External Fragmentation: total memory space exists to satisfy a
request, but it is not contiguous.
Internal Fragmentation: allocated memory may be slightly larger
than requested memory; this size difference is memory internal to a
partition, but is not being used.
Q2: What are the problems with multiprogrammed systems with fixed-partitioning?
- Internal fragmentation.
- Inability to run processes greater in size than a partition,
but smaller then memory.
Q3: Assume a system protected with base-limit
registers. What are the problems with such a protected system
(compared to a paged or segmented VM system)?
- Partitions must be contiguous - external fragmentation.
- Entire process must be in memory.
- Cannot practically share memory with other processes.
Q4: A program is to run on a multiprogrammed
machine. Describe at which points in time during program development
to execution time where addresses within the program can be
bound to the actual physical memory it uses for execution? What are
the implication of using each of the three binding times?
- Compile/Link time binding.
The executable itself contains the actual physical addresses it
will use during execution. It can only run at one location, and only
a single copy can run at a time, unless the executable is
recompiled/relinked to a new location in physical memory prior to
each execution.
- Load time binding
Addresses within the executable are annotated such that when the
program is loaded into physical memory, the loader can bind the addresses to
the correct location within physical memory as the program is loaded
(copied) into memory. This process slows loading (increases startup
latency), and increases executable file size (to hold annotations,
minor point).
- Run-time binding
The compiler/linker generated addresses are bound to a logical
address space (an abstract memory layout). The program executes
using the logical addresses independent of where it is loaded into
physical memory. At run-time the logical addresses are translated to
the appropriate physical addresses by specialised hardware on each
memory reference.
Run-time binding is the most flexible (depending of the
translation hardware available, e.g. page VM MMU), but it incurs the cost of
translation on every memory reference, which can be significant.
Q5: Describe four algorithms for allocating regions of
contiguous memory, and comment on their properties.
- First-Fit
Scan memory region list from start for first fit.

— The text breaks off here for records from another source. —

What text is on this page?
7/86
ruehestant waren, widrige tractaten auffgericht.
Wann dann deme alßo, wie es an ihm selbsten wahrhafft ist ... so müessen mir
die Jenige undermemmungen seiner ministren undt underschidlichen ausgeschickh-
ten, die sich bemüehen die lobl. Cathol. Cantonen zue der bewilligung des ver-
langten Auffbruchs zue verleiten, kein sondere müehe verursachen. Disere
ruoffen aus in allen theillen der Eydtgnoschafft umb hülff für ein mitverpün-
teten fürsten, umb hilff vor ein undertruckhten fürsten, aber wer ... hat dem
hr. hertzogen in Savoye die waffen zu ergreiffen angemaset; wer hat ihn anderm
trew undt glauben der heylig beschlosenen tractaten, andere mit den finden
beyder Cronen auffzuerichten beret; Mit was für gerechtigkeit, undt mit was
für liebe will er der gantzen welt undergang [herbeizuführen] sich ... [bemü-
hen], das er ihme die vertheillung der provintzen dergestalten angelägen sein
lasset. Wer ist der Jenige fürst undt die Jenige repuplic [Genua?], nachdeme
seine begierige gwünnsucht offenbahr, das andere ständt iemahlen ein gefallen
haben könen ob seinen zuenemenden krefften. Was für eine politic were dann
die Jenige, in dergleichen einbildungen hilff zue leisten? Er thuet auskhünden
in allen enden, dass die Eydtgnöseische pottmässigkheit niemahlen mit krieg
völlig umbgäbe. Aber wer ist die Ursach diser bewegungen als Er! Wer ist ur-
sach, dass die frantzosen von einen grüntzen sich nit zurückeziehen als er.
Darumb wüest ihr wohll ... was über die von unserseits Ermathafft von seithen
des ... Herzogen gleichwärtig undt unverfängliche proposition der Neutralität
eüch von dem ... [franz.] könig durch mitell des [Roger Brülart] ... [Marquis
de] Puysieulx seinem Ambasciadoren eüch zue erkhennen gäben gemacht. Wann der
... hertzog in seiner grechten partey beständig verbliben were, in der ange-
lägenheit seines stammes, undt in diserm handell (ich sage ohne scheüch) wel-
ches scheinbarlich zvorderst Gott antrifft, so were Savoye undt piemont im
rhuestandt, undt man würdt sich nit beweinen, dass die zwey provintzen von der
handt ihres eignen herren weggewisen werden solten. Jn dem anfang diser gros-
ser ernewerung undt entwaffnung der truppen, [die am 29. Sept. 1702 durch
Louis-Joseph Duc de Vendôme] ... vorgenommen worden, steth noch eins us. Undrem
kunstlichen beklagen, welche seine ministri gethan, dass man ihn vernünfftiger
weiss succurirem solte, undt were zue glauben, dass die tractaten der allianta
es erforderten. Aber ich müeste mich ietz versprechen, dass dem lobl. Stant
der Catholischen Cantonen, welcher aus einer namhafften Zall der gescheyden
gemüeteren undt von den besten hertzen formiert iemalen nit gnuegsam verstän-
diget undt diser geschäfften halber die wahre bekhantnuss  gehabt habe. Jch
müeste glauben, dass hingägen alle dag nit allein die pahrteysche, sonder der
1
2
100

Must always skip over potentially many regions at the start of list.
- Next-Fit
Scan memory region list from point of last allocation to next
fit.
Breaks up large block at end of memory, needs compaction.
- Best-Fit
Pick the closest free region in the entire list.
Tends to leave small unusable regions, and slower due to
requirement of search the entire list.
- Worst-Fit
Find the worst fit in the entire list
Slower as it searches the entire list, fragmentation still an issue.
Q6: What is compaction? Why would it be used?
Moving all the allocated regions of memory next to each other (e.g. to
the bottom of memory) to free up larger contiguous free regions.
Virtual Memory
Q7: What is swapping?
Swapping is where a process is brought into main memory in its
entirety, run for a while, and then put completely back on disk.